I have to say I waited too long after finishing reading to write this review because I’m forgetting the details.  But I do recall initially enjoying the book but losing interest as it went along.  Nevertheless it is an interesting take on “bro culture” in the tech world that discriminates against women and people of color as well as the immigrant experience.  There are also parts of it that oddly reminiscent of Robert A. Heinlein’s Stranger in a Strange Land.  I suspect that my engagement problems with this book were more my fault than the authors so your mileage may vary.

Rating: ***

Book Review: The Goblin Emperor by Katherine Addison


Author: Katherine Addison
Title: The Goblin Emperor
Narrator: Kyle McCarley
Publication Info: Macmillan Audio (2021) [Originally published in 2014]
Summary/Review:

Maia is the half-goblin son of an elvish emperor who grows up in exile as the result of his parents being married for political expediency rather than love. When his father and half-brothers are all killed in an airship crash, Maia unexpectedly ascends to the throne.  For a high fantasy, the novel deals with more down to earth details of palace intrigue. Maia has to deal with prejudice, a coup attempt, and even and attempted assassination.  And yet, despite his inexperience, Maia’s compassion is able to win over supporters and make new friends.  The book functions as an excellent character study and an uplifting story of a basically decent character persevering.

Rating: ****

Book Review: The Black Tides of Heaven by Neon Yang


Around the World for a Good Book selection for Singapore
AuthorNeon Yang
Title:The Black Tides of Heaven
Narrator: Nancy Wu
Publication Info: ©2017 Neon Yang (P)2019 HighBridge, a division of Recorded Books
Summary/Review:

Akeha and Mokoya are the twin youngest children of the cruel and dictatorial Protector.  In The Protector’s empire, people called Tensors are able to control elemental forces using a magical skill known as slackcraft.The Protector’s control of the Tensors enables her absolute rule.  Children in the Tensorate are raised without gender with physical differences suppressed by slackcraft.

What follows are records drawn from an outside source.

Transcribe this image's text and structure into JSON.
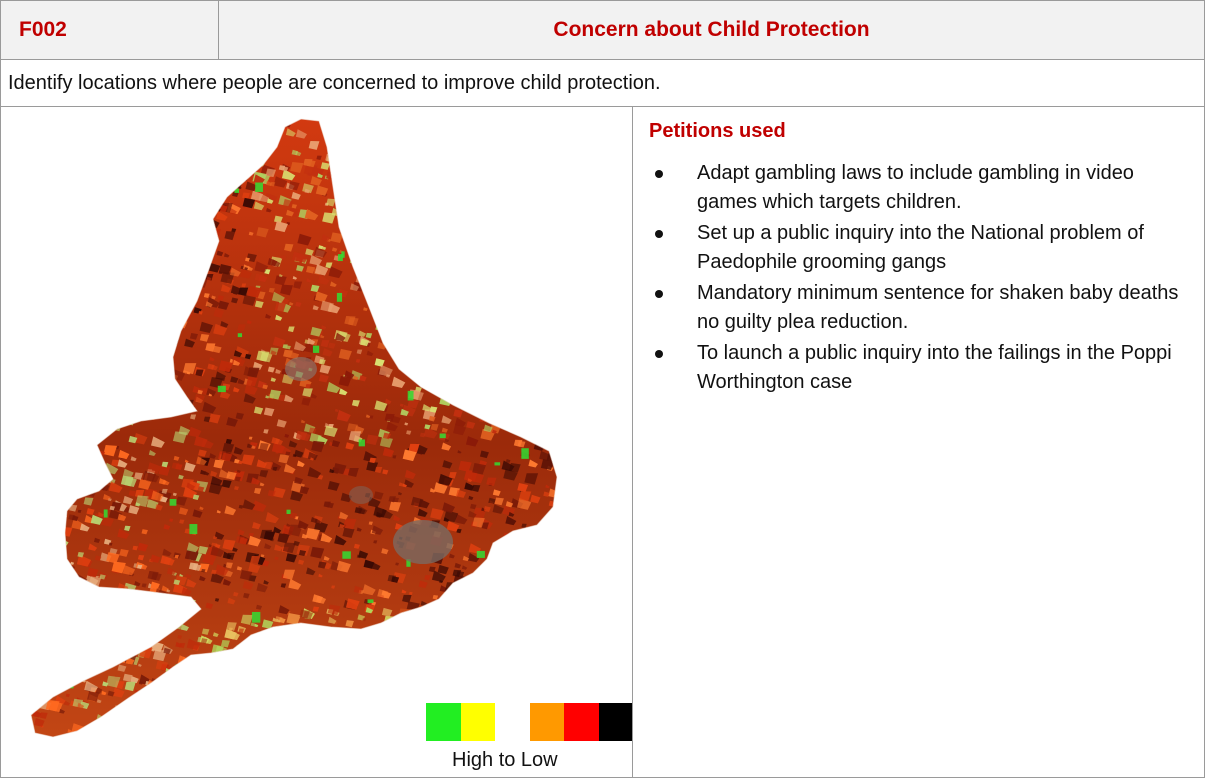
{
  "header": {
    "code": "F002",
    "title": "Concern about Child Protection",
    "accent_color": "#c00000"
  },
  "description": "Identify locations where people are concerned to improve child protection.",
  "petitions": {
    "heading": "Petitions used",
    "items": [
      "Adapt gambling laws to include gambling in video games which targets children.",
      "Set up a public inquiry into the National problem of Paedophile grooming gangs",
      "Mandatory minimum sentence for shaken baby deaths no guilty plea reduction.",
      "To launch a public inquiry into the failings in the Poppi Worthington case"
    ]
  },
  "map": {
    "legend_label": "High to Low",
    "legend_colors": [
      "#22ee22",
      "#ffff00",
      "#ffffff",
      "#ff9900",
      "#ff0000",
      "#000000"
    ]
  }
}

When they come of age they can confirm their gender.

The twins are initially raised at a monastery until The Protector learns that Mokoya has developed a gift of prophecy and forces them to return to the empire.  Akeha flees to aid a nascent revolutionary moment while Mokoya tries to avoid having their mother abuse their gift.  All of this builds to a final confrontation with the lingering question, can Akeha and Moyoka defeat their mother without succumbing to her dependence on violence.

This book falls into a genre called silkpunk, fantasy fiction that draws on aspects of Asian antiquity with more modern technological elements.  I can’t say that I quite “get” it but it is a unique and interesting novella.

Rating: ***

Book Review: Light From Uncommon Stars by Ryka Aoki


Author: Ryka Aoki
Title: Light From Uncommon Stars
Narrator: Cindy Kay
Publication Info: Macmillan Audio, 2021
Summary/Review:

Shizuka Satomi is a world-renown violin instructor who has made a deal with a demon to trade the souls of 7 violin prodigies for success.  She has one more soul to collect and has returned home to Southern California to find a likely candidate.

Lan Tran is a starship captain who has escaped a galactic war with her family, and now operate a doughnut shop as their cover.

Katrina Nguyen is a teenage transgender girl who has run away to Los Angeles from her abusive family and supports herself making YouTube videos.  She also plays the violin.

Somehow not only are all these characters in the same novel, but their interactions create a heartfelt human story that transcends genres. Shizuka and Lan meet, share their strange histories, and strike up a romance. And of course, Shizuka takes on Katrina as her student, and yet treats her with such tenderness that it’s hard to believe she plans to sell Katrina’s soul to the Devil.

And that only scratches the surface of the brilliant, warm, funny, and creative novel!